Este es mi consejo para ustedes, si es que están atravesando por su propia devastación personal, la destrucción de sus propias esperanzas para ustedes y su hijo. Sé que es posible descender hasta llegar a un estado de aflicción permanente, pero en una sociedad llena de oportunidades para sus hijos, esto está muy lejos de ser su única elección posible. Si simplemente se deja a sí mismo amar a su hijo tal como es, ese amor abrirá nuevos modos de ver, idear y experimentar la vida. El espectro de su vida emocional probablemente se hará más amplio que si su hijo fuera “normal” –experimentará más pena, en cierto modo, pero también experimentará más alegría. Algunas personas pueden considerarlo como una carga. Para mí, lo siento como un privilegio.
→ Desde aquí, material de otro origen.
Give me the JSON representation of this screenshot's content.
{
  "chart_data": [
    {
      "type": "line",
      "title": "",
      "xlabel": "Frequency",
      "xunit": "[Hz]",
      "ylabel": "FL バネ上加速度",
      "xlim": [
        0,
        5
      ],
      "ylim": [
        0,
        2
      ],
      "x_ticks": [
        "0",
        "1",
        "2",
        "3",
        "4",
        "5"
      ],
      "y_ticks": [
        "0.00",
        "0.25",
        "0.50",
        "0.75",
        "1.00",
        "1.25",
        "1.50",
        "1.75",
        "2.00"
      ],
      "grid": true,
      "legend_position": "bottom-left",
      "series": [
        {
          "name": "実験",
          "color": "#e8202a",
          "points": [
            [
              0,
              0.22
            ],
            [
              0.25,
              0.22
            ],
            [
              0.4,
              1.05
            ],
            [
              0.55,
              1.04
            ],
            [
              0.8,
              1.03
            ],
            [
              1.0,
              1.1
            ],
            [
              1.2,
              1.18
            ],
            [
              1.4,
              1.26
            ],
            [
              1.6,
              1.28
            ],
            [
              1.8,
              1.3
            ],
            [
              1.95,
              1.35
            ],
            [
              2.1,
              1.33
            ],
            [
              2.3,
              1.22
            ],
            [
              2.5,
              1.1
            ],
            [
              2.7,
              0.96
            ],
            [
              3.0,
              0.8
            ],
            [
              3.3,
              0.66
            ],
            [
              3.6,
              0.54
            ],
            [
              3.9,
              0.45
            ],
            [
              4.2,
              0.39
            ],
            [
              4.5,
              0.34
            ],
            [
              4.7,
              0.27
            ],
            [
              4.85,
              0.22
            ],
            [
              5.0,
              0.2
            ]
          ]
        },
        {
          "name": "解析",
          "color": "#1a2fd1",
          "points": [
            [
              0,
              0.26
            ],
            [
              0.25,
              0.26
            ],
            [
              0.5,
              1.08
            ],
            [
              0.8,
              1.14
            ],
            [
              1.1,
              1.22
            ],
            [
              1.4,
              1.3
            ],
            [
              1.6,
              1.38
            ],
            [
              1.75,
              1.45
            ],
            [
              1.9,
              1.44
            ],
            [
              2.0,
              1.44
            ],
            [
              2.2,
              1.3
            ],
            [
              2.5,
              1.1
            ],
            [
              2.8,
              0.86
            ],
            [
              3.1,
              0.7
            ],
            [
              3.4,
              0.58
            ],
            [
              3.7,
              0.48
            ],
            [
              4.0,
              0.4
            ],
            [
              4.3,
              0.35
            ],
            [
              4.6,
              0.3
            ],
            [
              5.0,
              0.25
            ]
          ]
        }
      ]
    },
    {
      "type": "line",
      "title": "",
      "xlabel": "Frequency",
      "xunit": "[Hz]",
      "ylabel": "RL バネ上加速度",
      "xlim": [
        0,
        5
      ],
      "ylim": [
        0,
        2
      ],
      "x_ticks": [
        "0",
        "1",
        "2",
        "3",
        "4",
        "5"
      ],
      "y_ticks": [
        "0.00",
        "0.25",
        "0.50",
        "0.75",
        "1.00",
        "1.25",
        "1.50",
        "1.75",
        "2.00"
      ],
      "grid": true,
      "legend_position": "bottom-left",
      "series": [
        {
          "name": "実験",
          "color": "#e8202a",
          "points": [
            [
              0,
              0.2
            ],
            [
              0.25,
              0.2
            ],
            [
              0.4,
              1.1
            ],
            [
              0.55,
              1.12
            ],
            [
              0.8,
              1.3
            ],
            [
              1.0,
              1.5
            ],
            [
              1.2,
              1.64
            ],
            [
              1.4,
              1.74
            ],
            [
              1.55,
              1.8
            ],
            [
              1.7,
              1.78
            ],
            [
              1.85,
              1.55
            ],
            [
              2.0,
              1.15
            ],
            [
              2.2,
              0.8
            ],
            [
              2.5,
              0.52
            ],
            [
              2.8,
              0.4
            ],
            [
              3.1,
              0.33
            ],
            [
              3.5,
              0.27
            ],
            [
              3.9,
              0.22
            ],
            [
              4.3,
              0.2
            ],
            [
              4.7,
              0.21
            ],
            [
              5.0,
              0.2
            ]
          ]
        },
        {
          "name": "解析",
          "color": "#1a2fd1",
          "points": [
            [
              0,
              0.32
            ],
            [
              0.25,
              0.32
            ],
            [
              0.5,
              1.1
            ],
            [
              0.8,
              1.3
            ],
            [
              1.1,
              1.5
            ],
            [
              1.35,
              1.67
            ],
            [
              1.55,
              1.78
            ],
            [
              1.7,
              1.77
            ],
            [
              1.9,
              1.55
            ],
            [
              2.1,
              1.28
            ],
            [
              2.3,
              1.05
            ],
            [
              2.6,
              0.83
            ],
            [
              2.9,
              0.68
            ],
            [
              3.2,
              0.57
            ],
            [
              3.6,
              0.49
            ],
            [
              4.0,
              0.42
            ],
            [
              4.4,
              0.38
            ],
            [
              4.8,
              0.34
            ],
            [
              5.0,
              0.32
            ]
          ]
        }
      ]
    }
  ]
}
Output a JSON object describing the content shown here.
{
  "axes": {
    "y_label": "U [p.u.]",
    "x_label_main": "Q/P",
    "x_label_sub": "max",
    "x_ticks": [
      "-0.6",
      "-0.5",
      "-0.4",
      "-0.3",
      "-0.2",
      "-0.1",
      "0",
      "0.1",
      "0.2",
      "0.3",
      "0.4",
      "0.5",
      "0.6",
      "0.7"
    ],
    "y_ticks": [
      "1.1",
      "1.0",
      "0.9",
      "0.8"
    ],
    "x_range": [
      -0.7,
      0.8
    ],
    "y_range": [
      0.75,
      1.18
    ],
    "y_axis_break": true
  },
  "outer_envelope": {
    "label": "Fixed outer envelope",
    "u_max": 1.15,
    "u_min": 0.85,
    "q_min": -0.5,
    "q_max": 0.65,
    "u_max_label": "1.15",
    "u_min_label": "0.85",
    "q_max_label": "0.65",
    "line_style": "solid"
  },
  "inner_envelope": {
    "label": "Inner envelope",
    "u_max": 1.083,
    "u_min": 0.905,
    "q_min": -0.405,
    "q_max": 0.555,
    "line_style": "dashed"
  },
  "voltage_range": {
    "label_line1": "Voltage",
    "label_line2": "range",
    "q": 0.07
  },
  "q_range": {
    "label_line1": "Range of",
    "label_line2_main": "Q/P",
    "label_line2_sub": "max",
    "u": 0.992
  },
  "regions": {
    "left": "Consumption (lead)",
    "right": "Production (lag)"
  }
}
Varios años después del nacimiento de Adam, una amiga a la que había conocido en la escuela secundaria me llamó para decirme que acababa de dar a luz un hijo con síndrome de Down. Tuve que refrenarme para no decirle, “¡Vaya, felicidades! ¡Eso es estupendo!”. Tuve que recordarme a mí misma que debía respetar su tristeza, sus temores, el dolor de unos sueños frustrados. También respeto estas cosas en usted, así que ahora mismo acepte por favor mis más profundos sentimientos de compasión. Pero me gustaría dejarle un mensaje para más adelante, cuando vea por sí misma la extraordinaria personita que ha entrado en su vida. Tal como mi viejo doctor aseguró, su vida nunca volverá a ser la misma –pero de muchas maneras, será mejor de lo que ese buen doctor pudo imaginar jamás. Tiene usted un bebé con síndrome de Down. Su vida nunca volverá a ser la misma ni para usted ni para su familia. Enhorabuena. Va a ser maravilloso.

Este artículo es un capítulo del libro “Down syndrome: Visions for the 21st Century”, editado por W.H. Cohen, L. Nadel y L. Mirzik. Wiley Ed., New York 2002. Con autorización para su traducción y publicación en Canal Down21.